Il pareggio è un po’ come l’oroscopo: ognuno ci legge quello che vuole, o quello che spera. Una mezza vittoria o una mezza sconfitta, un dramma scongiurato o un miracolo sportivo, la preoccupazione per un primo tempo troppo brutto per essere vero o la speranza per un Verona mai domo che sa rimontare due gol a chi, solo pochi giorni fa, ha dominato sulle rive del Mersey.

Gli aruspici del pallone consultano i calendari incrociati in una lotta salvezza che (per chi non è costretto ad annasparci) è tra le più emozionanti degli ultimi anni, mentre commentatori e bookmaker prendono cantonate cosmiche, vendendo la pelle dell’orso prima ancora di caricare il fucile. In mezzo c’è il Verona, i suoi tifosi e le loro povere coronarie.

Every given sunday

La partita di Bergamo è stata l’esempio perfetto di come nello sport non si possa mai abbassare la guardia di fronte a un avversario all’angolo. L’Atalanta per quarantacinque minuti ha giocato con il topo, colpendo con una semplicità avvilente per chi soffre in gialloblù. Un uno-due fulminante per distruggere morale e piani tattici di Baroni e i suoi ragazzi, e poi una serie di azioni giocate a mente libera – o meglio – con la testa al ritorno di Europa League. Il Verona non si rialza, anzi sbanda e rischia l’imbarcata. L’Atalanta ne può fare altri tre, altri quattro. Ma non li fa, e nel calcio fa tutta la differenza.

Ognuno si immagini ciò che preferisce, persino un Baroni in salsa Al Pacino in Every given Sunday fare il discorso della vita nello spogliatoio, anche se non sembra il tipo. Quel che è certo è che il Verona ha continuato con il suo passo, senza farsi prendere dal panico e senza perdere le speranze. Un Clint Eastwood gialloblù che si rialza dopo le fucilate di Volonté solo per qualche punto in più. Si rialza e spara due colpi in quattro minuti. Certo, l’Atalanta resta in piedi, ma gli occhi sono sbarrati, la tensione bassa e non ci sono energie per mettere a segno un altra fucilata.

E allora l’Hellas resta in corsa. Fuori dalla zona retrocessione per un’altra settimana, tirando a campare in cerca di un’altra impresa. Il Verona ha di fronte sei partite, una quasi impossibile, tre molto complicate e due in cui la vittoria non è negoziabile. Questo almeno sulla carta, ma il Verona del Gewiss ha mandato a tutti un messaggio forte e chiaro su cosa si possa fare con la carta.

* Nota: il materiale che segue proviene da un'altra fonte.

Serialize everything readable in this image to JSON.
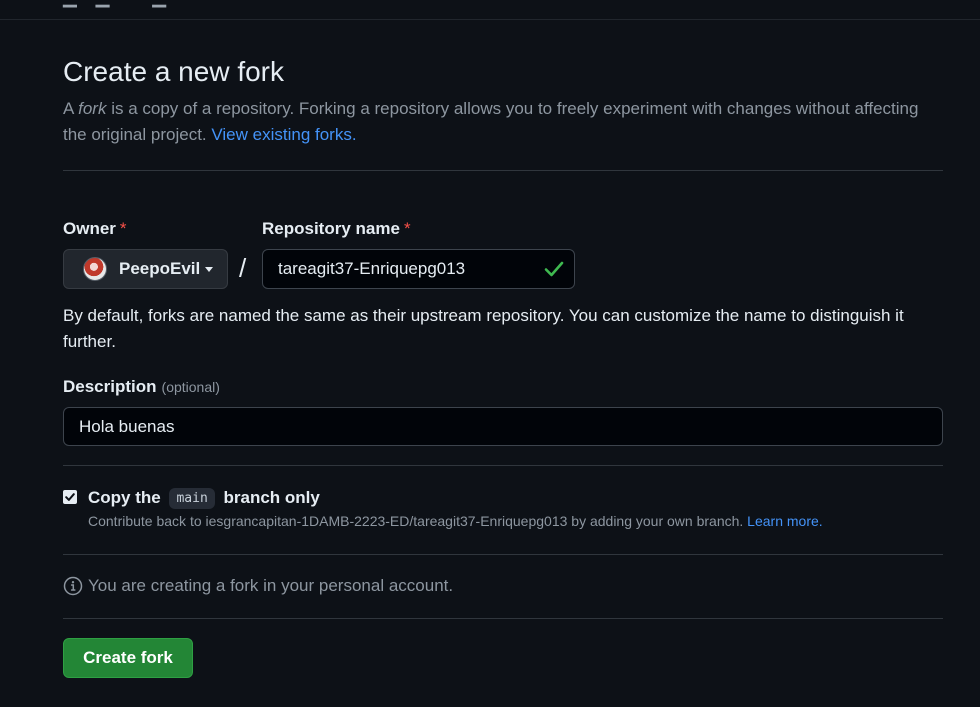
{
  "form": {
    "title": "Create a new fork",
    "subtitle_pre": "A ",
    "subtitle_em": "fork",
    "subtitle_post": " is a copy of a repository. Forking a repository allows you to freely experiment with changes without affecting the original project. ",
    "view_forks_link": "View existing forks.",
    "owner_label": "Owner",
    "required_mark": "*",
    "owner_name": "PeepoEvil",
    "separator": "/",
    "repo_label": "Repository name",
    "repo_value": "tareagit37-Enriquepg013",
    "repo_help": "By default, forks are named the same as their upstream repository. You can customize the name to distinguish it further.",
    "description_label": "Description",
    "description_optional": "(optional)",
    "description_value": "Hola buenas",
    "copy_branch_pre": "Copy the",
    "copy_branch_code": "main",
    "copy_branch_post": "branch only",
    "copy_branch_checked": true,
    "copy_note_text": "Contribute back to iesgrancapitan-1DAMB-2223-ED/tareagit37-Enriquepg013 by adding your own branch.",
    "learn_more_link": "Learn more.",
    "account_info": "You are creating a fork in your personal account.",
    "create_button": "Create fork"
  },
  "icons": {
    "repo_valid": "check-icon",
    "owner_dropdown": "caret-down-icon",
    "info": "info-icon",
    "checkbox": "checkbox-checked-icon"
  },
  "colors": {
    "background": "#0d1117",
    "link": "#4493f8",
    "required": "#f85149",
    "success": "#3fb950",
    "primary_button": "#238636"
  }
}
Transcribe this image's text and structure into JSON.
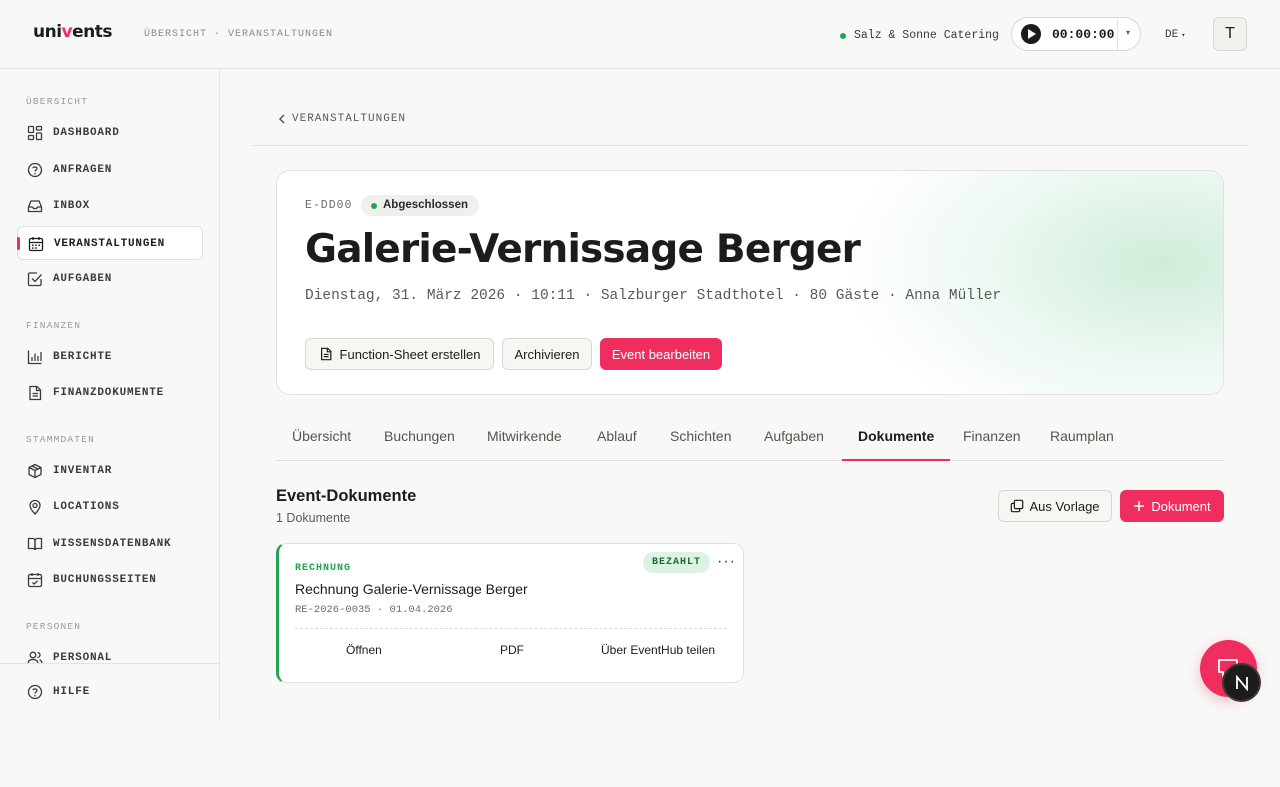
{
  "header": {
    "logo_prefix": "uni",
    "logo_accent": "v",
    "logo_suffix": "ents",
    "breadcrumb": "ÜBERSICHT · VERANSTALTUNGEN",
    "company": "Salz & Sonne Catering",
    "timer": "00:00:00",
    "language": "DE",
    "user_initial": "T"
  },
  "sidebar": {
    "sections": [
      {
        "title": "ÜBERSICHT"
      },
      {
        "title": "FINANZEN"
      },
      {
        "title": "STAMMDATEN"
      },
      {
        "title": "PERSONEN"
      }
    ],
    "items": [
      {
        "label": "DASHBOARD",
        "icon": "dashboard-icon"
      },
      {
        "label": "ANFRAGEN",
        "icon": "question-icon"
      },
      {
        "label": "INBOX",
        "icon": "inbox-icon"
      },
      {
        "label": "VERANSTALTUNGEN",
        "icon": "calendar-icon",
        "active": true
      },
      {
        "label": "AUFGABEN",
        "icon": "checkbox-icon"
      },
      {
        "label": "BERICHTE",
        "icon": "bar-chart-icon"
      },
      {
        "label": "FINANZDOKUMENTE",
        "icon": "document-icon"
      },
      {
        "label": "INVENTAR",
        "icon": "box-icon"
      },
      {
        "label": "LOCATIONS",
        "icon": "location-pin-icon"
      },
      {
        "label": "WISSENSDATENBANK",
        "icon": "book-icon"
      },
      {
        "label": "BUCHUNGSSEITEN",
        "icon": "calendar-check-icon"
      },
      {
        "label": "PERSONAL",
        "icon": "users-icon"
      }
    ],
    "footer_item": {
      "label": "HILFE",
      "icon": "help-icon"
    }
  },
  "page": {
    "back_label": "VERANSTALTUNGEN",
    "event_code": "E-DD00",
    "status": "Abgeschlossen",
    "title": "Galerie-Vernissage Berger",
    "meta": "Dienstag, 31. März 2026 · 10:11 · Salzburger Stadthotel · 80 Gäste · Anna Müller",
    "buttons": {
      "function_sheet": "Function-Sheet erstellen",
      "archive": "Archivieren",
      "edit": "Event bearbeiten"
    }
  },
  "tabs": [
    "Übersicht",
    "Buchungen",
    "Mitwirkende",
    "Ablauf",
    "Schichten",
    "Aufgaben",
    "Dokumente",
    "Finanzen",
    "Raumplan"
  ],
  "active_tab": "Dokumente",
  "documents": {
    "heading": "Event-Dokumente",
    "count": "1 Dokumente",
    "btn_template": "Aus Vorlage",
    "btn_add": "Dokument",
    "items": [
      {
        "type": "RECHNUNG",
        "status": "BEZAHLT",
        "title": "Rechnung Galerie-Vernissage Berger",
        "ref": "RE-2026-0035 · 01.04.2026",
        "actions": [
          "Öffnen",
          "PDF",
          "Über EventHub teilen"
        ]
      }
    ]
  },
  "colors": {
    "accent": "#f02d5f",
    "success": "#22a355"
  }
}
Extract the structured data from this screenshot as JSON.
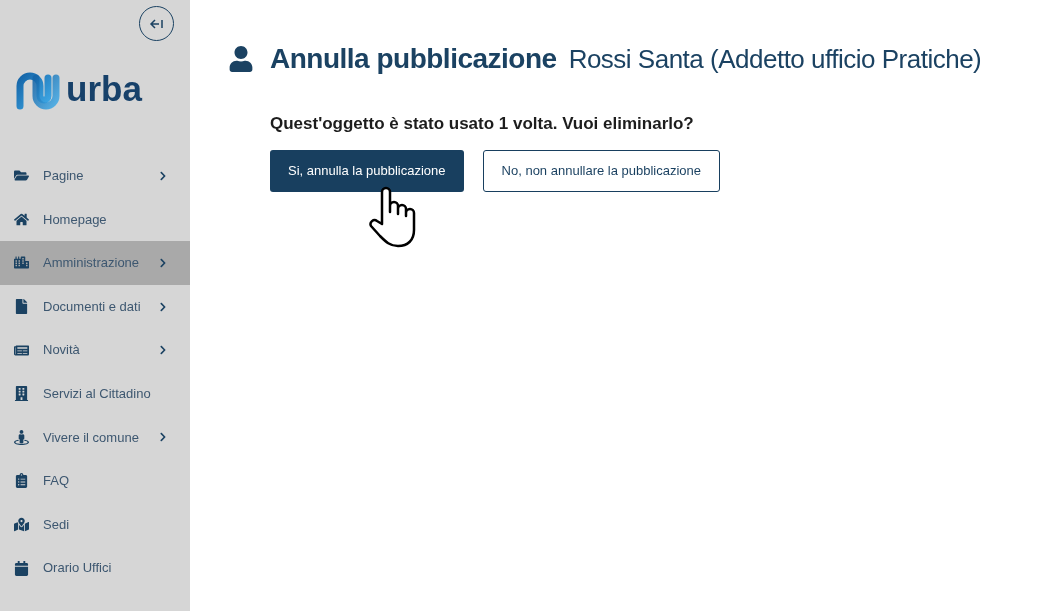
{
  "sidebar": {
    "logo_text": "urba",
    "items": [
      {
        "label": "Pagine",
        "has_submenu": true,
        "selected": false
      },
      {
        "label": "Homepage",
        "has_submenu": false,
        "selected": false
      },
      {
        "label": "Amministrazione",
        "has_submenu": true,
        "selected": true
      },
      {
        "label": "Documenti e dati",
        "has_submenu": true,
        "selected": false
      },
      {
        "label": "Novità",
        "has_submenu": true,
        "selected": false
      },
      {
        "label": "Servizi al Cittadino",
        "has_submenu": false,
        "selected": false
      },
      {
        "label": "Vivere il comune",
        "has_submenu": true,
        "selected": false
      },
      {
        "label": "FAQ",
        "has_submenu": false,
        "selected": false
      },
      {
        "label": "Sedi",
        "has_submenu": false,
        "selected": false
      },
      {
        "label": "Orario Uffici",
        "has_submenu": false,
        "selected": false
      }
    ]
  },
  "header": {
    "title": "Annulla pubblicazione",
    "subtitle": "Rossi Santa (Addetto ufficio Pratiche)"
  },
  "question": "Quest'oggetto è stato usato 1 volta. Vuoi eliminarlo?",
  "buttons": [
    {
      "label": "Si, annulla la pubblicazione",
      "kind": "primary"
    },
    {
      "label": "No, non annullare la pubblicazione",
      "kind": "secondary"
    }
  ]
}
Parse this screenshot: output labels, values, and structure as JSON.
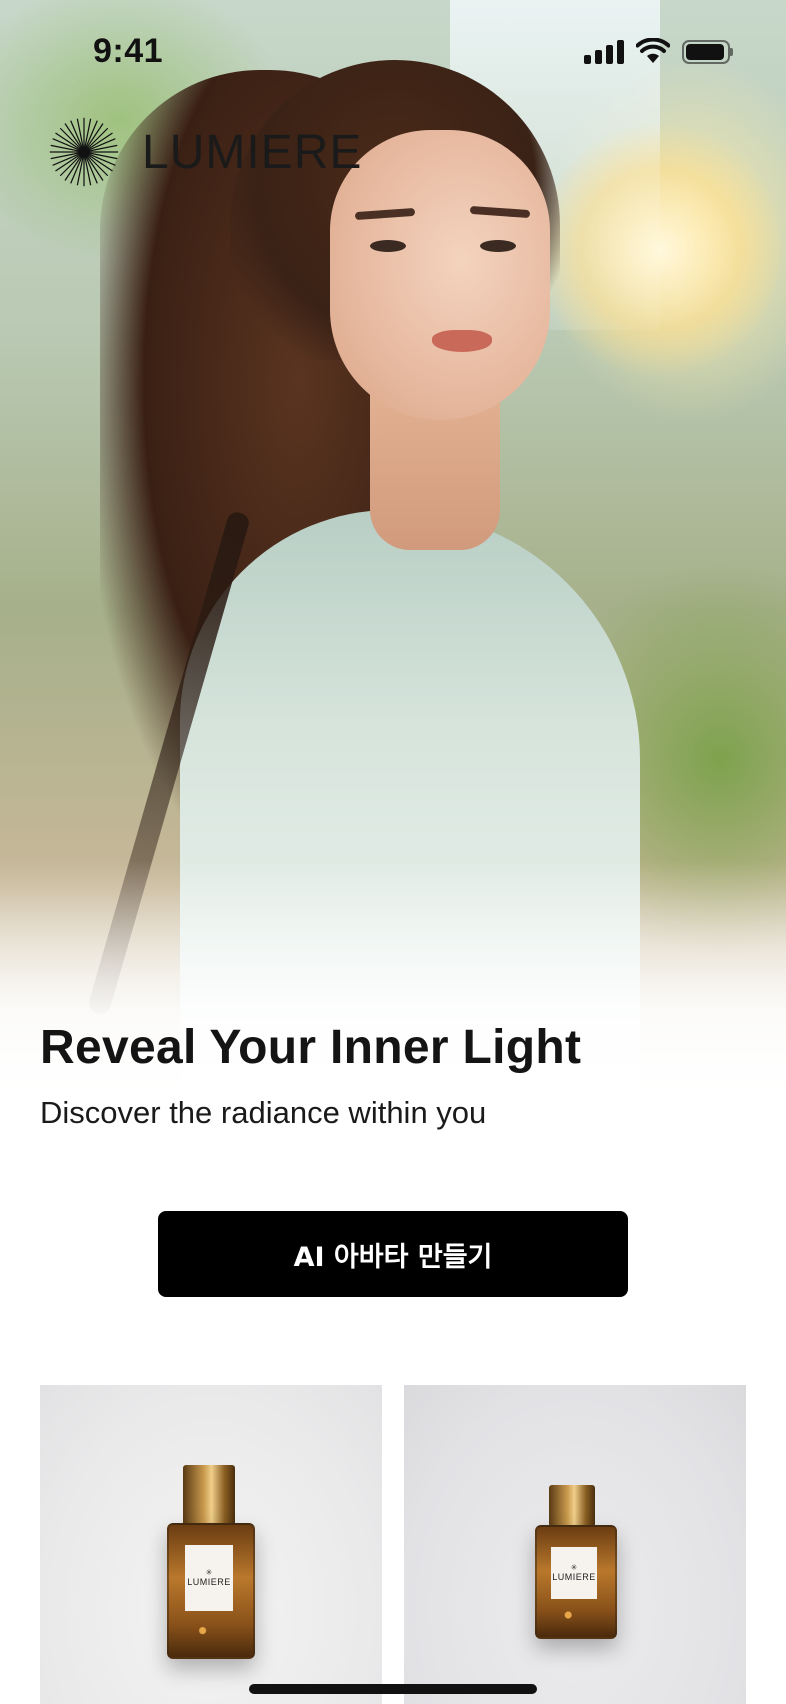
{
  "status_bar": {
    "time": "9:41"
  },
  "brand": {
    "name": "LUMIERE"
  },
  "hero": {
    "headline": "Reveal Your Inner Light",
    "subhead": "Discover the radiance within you"
  },
  "cta": {
    "label": "AI 아바타 만들기"
  },
  "products": [
    {
      "label": "LUMIERE"
    },
    {
      "label": "LUMIERE"
    }
  ],
  "icons": {
    "brand_mark": "sunburst-icon",
    "signal": "cellular-signal-icon",
    "wifi": "wifi-icon",
    "battery": "battery-icon"
  }
}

La scorsa stagione ha insegnato come le ultime spiagge si rivelino sempre penultime. Guai a dare per morto l’Hellas, anche se chiaramente le sfide contro Udinese e Salernitana valgono sei punti ognuna e difficilmente sbagliarle sarà un’opzione.

Carattere da vendere

Sul campo dell’Atalanta l’Hellas ha mostrato di avere abbastanza qualità per segnare due volte a una squadra in corsa Champions e abbastanza carattere per non sparire dal campo quando le quote del live betting schizzavano in orbita.

L’Atalanta ci ha graziato? Forse. Ma I ragazzi di Baroni hanno saputo annusare la sufficienza e l’hanno punita. L’hanno fatto senza il centrocampo titolare, con Serdar e Duda fuori contemporaneamente, portando il gioco sulle fasce a sfruttare la velocità di Noslin. I buchi presi nel primo tempo dalla difesa si sono ridotti anche grazie al maggiore aiuto del reparto avanzato, e con i ritmi compassati dei bergamaschi il Verona è riuscito a trovare coesione dopo un primo tempo a dir poco disastroso.

Certo la Dea nel secondo tempo andava piano: un lusso che con il campionato agli sgoccioli difficilmente si vedrà di nuovo, ma in attesa di un Verona più intenso e cattivo fin dai primi minuti prendiamoci questo punto e teniamocelo stretto. Da qui alla fine del campionato arriveranno altre fucilate, questo è sicuro, e nel mucchio selvaggio della lotta salvezza i gialloblù dovranno trovare le energie per restare in piedi quando si poserà la polvere.